09:00 - 21 January 2003
 Liz Sigmund, a Cornwall-based campaigner against chemical warfare,
spoke of her shock at the discovery of the anthrax vaccine on a
Westcountry beach.

The former member of the independent group Working Party on Chemical and
Biological Weapons, said the find was "horrifying" and needed a thorough

She said: "Anthrax is a very nasty disease which causes severe lesions
on the lungs and can kill very quickly.

"Two years ago anthrax was spread around America and a high-profile
politician died after being exposed to it.

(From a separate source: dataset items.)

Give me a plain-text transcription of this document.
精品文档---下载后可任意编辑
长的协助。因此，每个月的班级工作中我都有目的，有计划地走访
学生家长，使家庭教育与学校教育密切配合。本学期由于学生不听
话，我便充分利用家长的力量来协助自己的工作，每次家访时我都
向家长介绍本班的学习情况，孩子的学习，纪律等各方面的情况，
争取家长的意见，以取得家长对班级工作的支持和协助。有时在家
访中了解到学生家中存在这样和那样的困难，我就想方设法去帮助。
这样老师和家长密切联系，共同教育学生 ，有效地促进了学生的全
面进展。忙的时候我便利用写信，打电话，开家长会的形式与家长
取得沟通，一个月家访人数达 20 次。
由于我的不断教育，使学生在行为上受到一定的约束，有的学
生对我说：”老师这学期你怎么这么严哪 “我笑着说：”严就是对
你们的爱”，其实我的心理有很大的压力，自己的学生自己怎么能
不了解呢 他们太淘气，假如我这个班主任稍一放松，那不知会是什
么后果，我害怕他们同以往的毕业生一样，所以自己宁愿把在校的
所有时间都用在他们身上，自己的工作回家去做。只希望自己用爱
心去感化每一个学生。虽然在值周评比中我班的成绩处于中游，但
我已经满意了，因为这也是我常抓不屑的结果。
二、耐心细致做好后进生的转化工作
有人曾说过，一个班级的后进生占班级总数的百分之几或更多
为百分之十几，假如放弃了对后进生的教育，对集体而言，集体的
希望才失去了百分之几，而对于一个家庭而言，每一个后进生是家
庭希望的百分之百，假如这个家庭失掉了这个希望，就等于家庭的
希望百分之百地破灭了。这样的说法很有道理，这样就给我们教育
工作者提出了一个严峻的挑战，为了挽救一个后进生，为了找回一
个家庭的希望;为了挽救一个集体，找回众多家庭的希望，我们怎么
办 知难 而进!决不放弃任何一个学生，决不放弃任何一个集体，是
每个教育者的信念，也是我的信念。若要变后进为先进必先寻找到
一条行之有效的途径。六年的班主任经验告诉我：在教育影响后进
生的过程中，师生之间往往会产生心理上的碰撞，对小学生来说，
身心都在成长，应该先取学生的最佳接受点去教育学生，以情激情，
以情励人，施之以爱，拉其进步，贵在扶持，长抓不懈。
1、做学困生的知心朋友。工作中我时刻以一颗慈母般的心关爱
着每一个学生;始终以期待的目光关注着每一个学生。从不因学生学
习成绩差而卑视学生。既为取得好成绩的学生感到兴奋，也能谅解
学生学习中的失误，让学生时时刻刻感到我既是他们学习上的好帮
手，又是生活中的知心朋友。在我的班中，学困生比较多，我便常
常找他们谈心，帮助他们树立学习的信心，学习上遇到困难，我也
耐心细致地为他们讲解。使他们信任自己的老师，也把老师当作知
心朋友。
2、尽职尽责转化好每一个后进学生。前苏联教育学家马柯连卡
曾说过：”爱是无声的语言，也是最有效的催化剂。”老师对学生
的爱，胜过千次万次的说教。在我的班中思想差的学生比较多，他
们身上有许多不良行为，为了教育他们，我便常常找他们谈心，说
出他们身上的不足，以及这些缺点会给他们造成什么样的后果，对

"It started to be developed during the Second World War and then during
the Cold War when Western Europe and America feared the Russians were
producing it."

Mrs Sigmund said the discovery of the antidote washed ashore in Dorset
could "raise many questions which should be answered by those
responsible in the Government."

"I shall talk to my colleagues at the University of Leeds and Sussex
about the implications of this discovery. I cannot believe that this has
happened. It will certainly cause outrage with the general public. I
shall also speak with my MP and ask him to take this matter to the House
of Commons. It is a very serious incident."

The campaigner is mostly known for her stalwart attitude against
chemical poisoning from organophosphates which she believes can cause
severe brain damage.

She argued that patients suffering from chemical poisoning can
experience severe cognitive and behavioural problems and the symptoms
could be largely due to exposure to chemicals.